Wovor müssen wir uns da eigentlich schützen?

Die meisten Angriffe auf WordPress passieren nicht aus persönlichen Motiven. Nur selten steckt ein gezielter Angriff dahinter, wie z. B. bei politischen Websites. Meistens geht es den Angreifern um andere Dinge. Auch dort, wo eigentlich „nichts zu holen“ ist.

Shops speichern Zahlungsdaten, Mitglieder-Websites haben Benutzerkonten. Diese Daten – Namen, E-Mail-Adressen, Passwörter, Zahlungsinformationen – kann man stehlen und zu Geld machen. Bei einer Website, auf der Nutzer-Daten gespeichert werden, sind häufig die Daten das Ziel eines Angriffs. 

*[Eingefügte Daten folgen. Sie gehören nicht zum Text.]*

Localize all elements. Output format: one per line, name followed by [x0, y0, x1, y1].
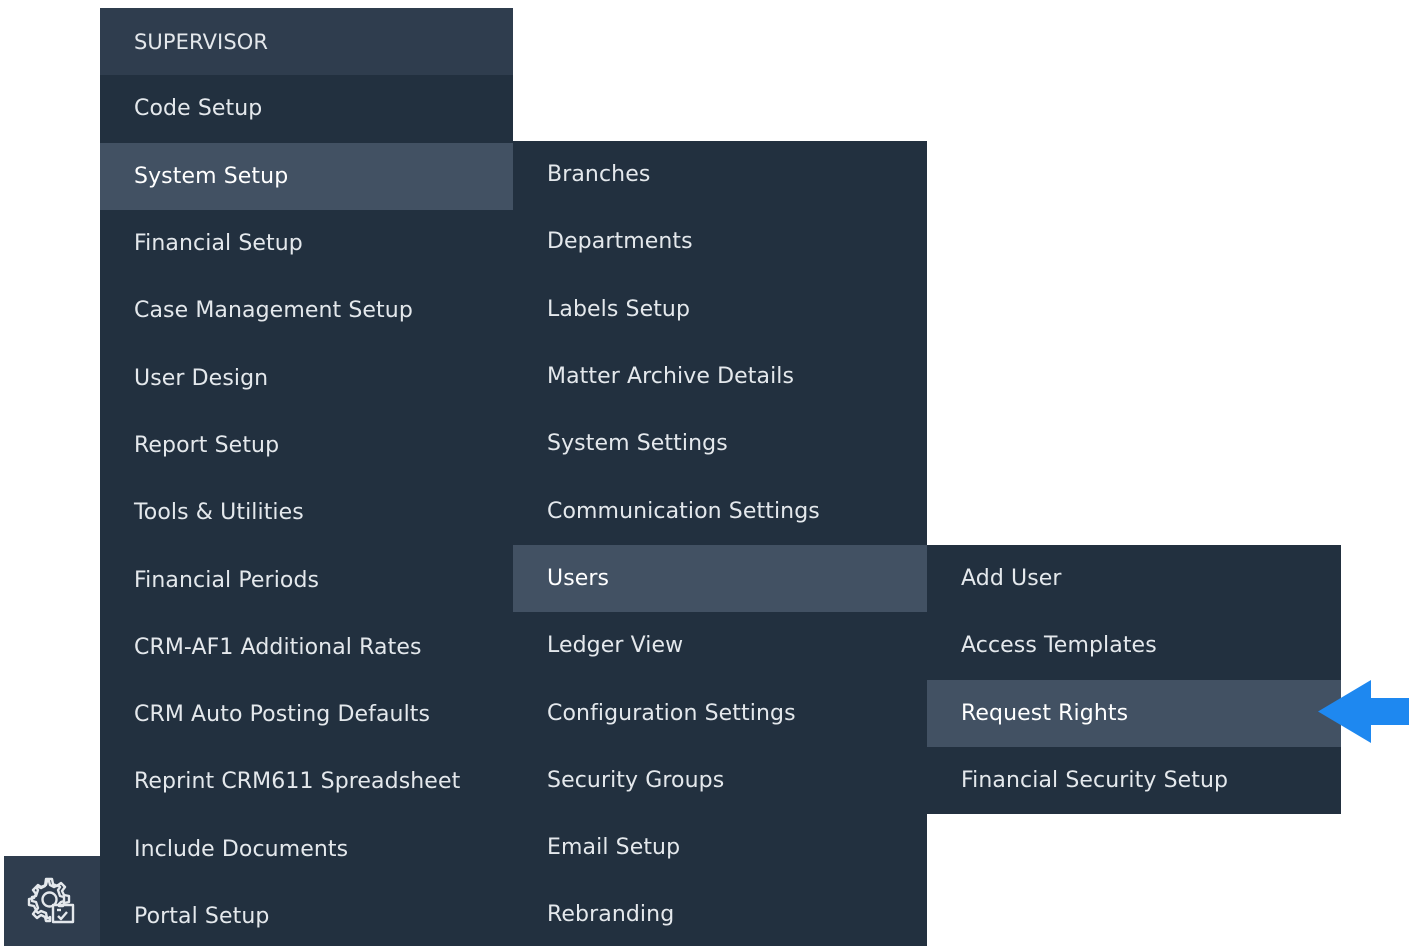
menu-item-financial-setup[interactable]: Financial Setup [100, 210, 513, 277]
menu-item-communication-settings[interactable]: Communication Settings [513, 477, 927, 544]
menu-item-security-groups[interactable]: Security Groups [513, 747, 927, 814]
menu-item-include-documents[interactable]: Include Documents [100, 816, 513, 883]
menu-item-financial-periods[interactable]: Financial Periods [100, 546, 513, 613]
arrow-left-icon [1318, 680, 1409, 743]
menu-item-users[interactable]: Users [513, 544, 927, 613]
menu-item-report-setup[interactable]: Report Setup [100, 412, 513, 479]
menu-item-system-setup[interactable]: System Setup [100, 142, 513, 210]
menu-item-request-rights[interactable]: Request Rights [927, 679, 1341, 747]
menu-item-tools-utilities[interactable]: Tools & Utilities [100, 479, 513, 546]
menu-item-portal-setup[interactable]: Portal Setup [100, 883, 513, 950]
menu-item-labels-setup[interactable]: Labels Setup [513, 276, 927, 343]
menu-item-financial-security-setup[interactable]: Financial Security Setup [927, 747, 1341, 814]
menu-item-crm-auto-posting-defaults[interactable]: CRM Auto Posting Defaults [100, 681, 513, 748]
settings-gear-icon [27, 877, 75, 924]
menu-item-add-user[interactable]: Add User [927, 545, 1341, 612]
menu-item-branches[interactable]: Branches [513, 141, 927, 208]
menu-item-reprint-crm611-spreadsheet[interactable]: Reprint CRM611 Spreadsheet [100, 748, 513, 815]
menu-item-case-management-setup[interactable]: Case Management Setup [100, 277, 513, 344]
menu-item-code-setup[interactable]: Code Setup [100, 75, 513, 142]
menu-item-email-setup[interactable]: Email Setup [513, 814, 927, 881]
menu-header-supervisor: SUPERVISOR [100, 8, 513, 76]
menu-item-configuration-settings[interactable]: Configuration Settings [513, 679, 927, 746]
menu-item-matter-archive-details[interactable]: Matter Archive Details [513, 343, 927, 410]
supervisor-menu: SUPERVISOR Code Setup System Setup Finan… [100, 8, 513, 946]
menu-item-ledger-view[interactable]: Ledger View [513, 612, 927, 679]
menu-item-user-design[interactable]: User Design [100, 344, 513, 411]
menu-item-departments[interactable]: Departments [513, 208, 927, 275]
users-submenu: Add User Access Templates Request Rights… [927, 545, 1341, 814]
menu-item-system-settings[interactable]: System Settings [513, 410, 927, 477]
menu-item-access-templates[interactable]: Access Templates [927, 612, 1341, 679]
system-setup-submenu: Branches Departments Labels Setup Matter… [513, 141, 927, 946]
menu-item-rebranding[interactable]: Rebranding [513, 881, 927, 948]
menu-item-crm-af1-additional-rates[interactable]: CRM-AF1 Additional Rates [100, 614, 513, 681]
settings-button[interactable] [4, 856, 100, 946]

Aber was ist, wenn auf der Website gar keine Nutzer-Daten vorkommen? Schützt mich das automatisch gegen Angriffe? Leider nicht. Denn nicht nur Daten sind für Angreifer interessant. 

Kontrolle über die Website

Eine Website unter ihre Kontrolle zu bringen ist das weitaus häufigste Motiv, warum Kriminelle eine Website angreifen. Das Ziel ist es dabei, Admin-Zugriff oder Server-Zugriff zu bekommen. Wer Zugang hat, kann Schadcode einbauen. Über kompromittierte Websites werden Spam-Mails versendet, sie enthalten Weiterleitung auf Phishing-Seiten oder sie werden zum Hosten von Malware eingesetzt. Die Möglichkeiten, eine Website für kriminelle Zwecke einzusetzen, sind vielfältig: Glücksspiel, Pornografie, Fake-Shops, SEO-Spam (Backlinks für andere Seiten), Affiliate-Betrug und so weiter. 

Dass eine Website Schadcode enthält, erkennen die Suchmaschinen-Bots häufig vor den Besitzern selber. Die Website wird dann als gefährlich eingestuft und die Suchmaschine zeigt die Website nicht mehr an. Sie wird so quasi nicht mehr erreichbar. Auch dazugehörige Mailadressen sind von einer solchen Sperre (Blacklisting) betroffen. Alle Mails werden als Spam markiert.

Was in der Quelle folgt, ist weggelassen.